Para começar, conta um pouco da sua história antes do aplicativo. Onde você nasceu e como foi sua infância?
Marcos: Nasci e fui criado em Petrópolis, no Rio de Janeiro. Minha infância foi bem comum, parecida com a de muita gente. A diferença é que sempre fui muito ativo, trabalhei desde cedo e também jogava xadrez. Passei por vários tipos de trabalho ao longo da vida.
Quando criança ou adolescente, você imaginava que trabalharia com mobilidade urbana?
Marcos: Não, de forma alguma. Não me lembro exatamente do que queria ser. Meu pai trabalhava na construção civil, então talvez eu pensasse em ser engenheiro civil, mas isso nunca foi algo muito claro.
Com quantos anos você começou a trabalhar?
Marcos: Comecei por volta dos 12 anos. Acho muito positivo começar cedo, porque cria responsabilidade, tira a pessoa da rua e de caminhos errados. O estudo é importante, mas o trabalho cedo também forma caráter.
Que aprendizados desses primeiros trabalhos você carrega até hoje?
Marcos: O principal é o sentimento de ser trabalhador. Quem começa cedo fica mais acostumado com a rotina pesada, reclama menos e aprende a suportar mais pressão. Isso faz muita diferença na vida adulta.
Você foi taxista antes da mobilidade por aplicativo?

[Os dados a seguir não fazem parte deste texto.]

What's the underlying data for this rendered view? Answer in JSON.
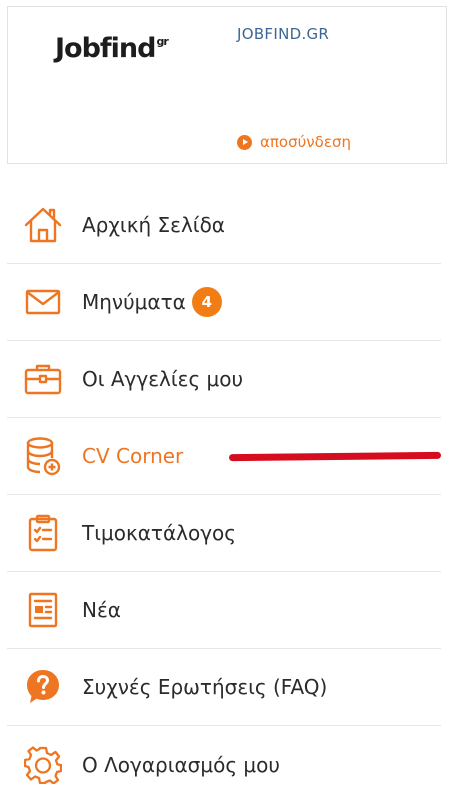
{
  "header": {
    "logo_text": "Jobfind",
    "logo_mark": "gr",
    "account_name": "JOBFIND.GR",
    "logout_label": "αποσύνδεση"
  },
  "colors": {
    "accent": "#ee7622",
    "badge": "#f27d14",
    "link_blue": "#3c6795",
    "annotation_red": "#d60d1f"
  },
  "menu": {
    "items": [
      {
        "label": "Αρχική Σελίδα",
        "icon": "home-icon"
      },
      {
        "label": "Μηνύματα",
        "icon": "envelope-icon",
        "badge": "4"
      },
      {
        "label": "Οι Αγγελίες μου",
        "icon": "briefcase-icon"
      },
      {
        "label": "CV Corner",
        "icon": "database-add-icon",
        "active": true
      },
      {
        "label": "Τιμοκατάλογος",
        "icon": "clipboard-list-icon"
      },
      {
        "label": "Νέα",
        "icon": "newspaper-icon"
      },
      {
        "label": "Συχνές Ερωτήσεις (FAQ)",
        "icon": "question-circle-icon"
      },
      {
        "label": "Ο Λογαριασμός μου",
        "icon": "gear-icon"
      }
    ]
  }
}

Marcos: Sim. Trabalhei cerca de oito anos como taxista em Petrópolis. Fiquei cinco anos em um único ponto de táxi, o que me deu muita experiência com passageiros e com a dinâmica da cidade.
Depois disso, você também trabalhou em plataformas como Uber e 99?
Marcos: Trabalhei sim. Entrei na Uber e na 99 como todo mundo. Trabalhava muito, dava meu sangue mesmo. Foi ali que comecei a entender melhor os problemas da mobilidade urbana.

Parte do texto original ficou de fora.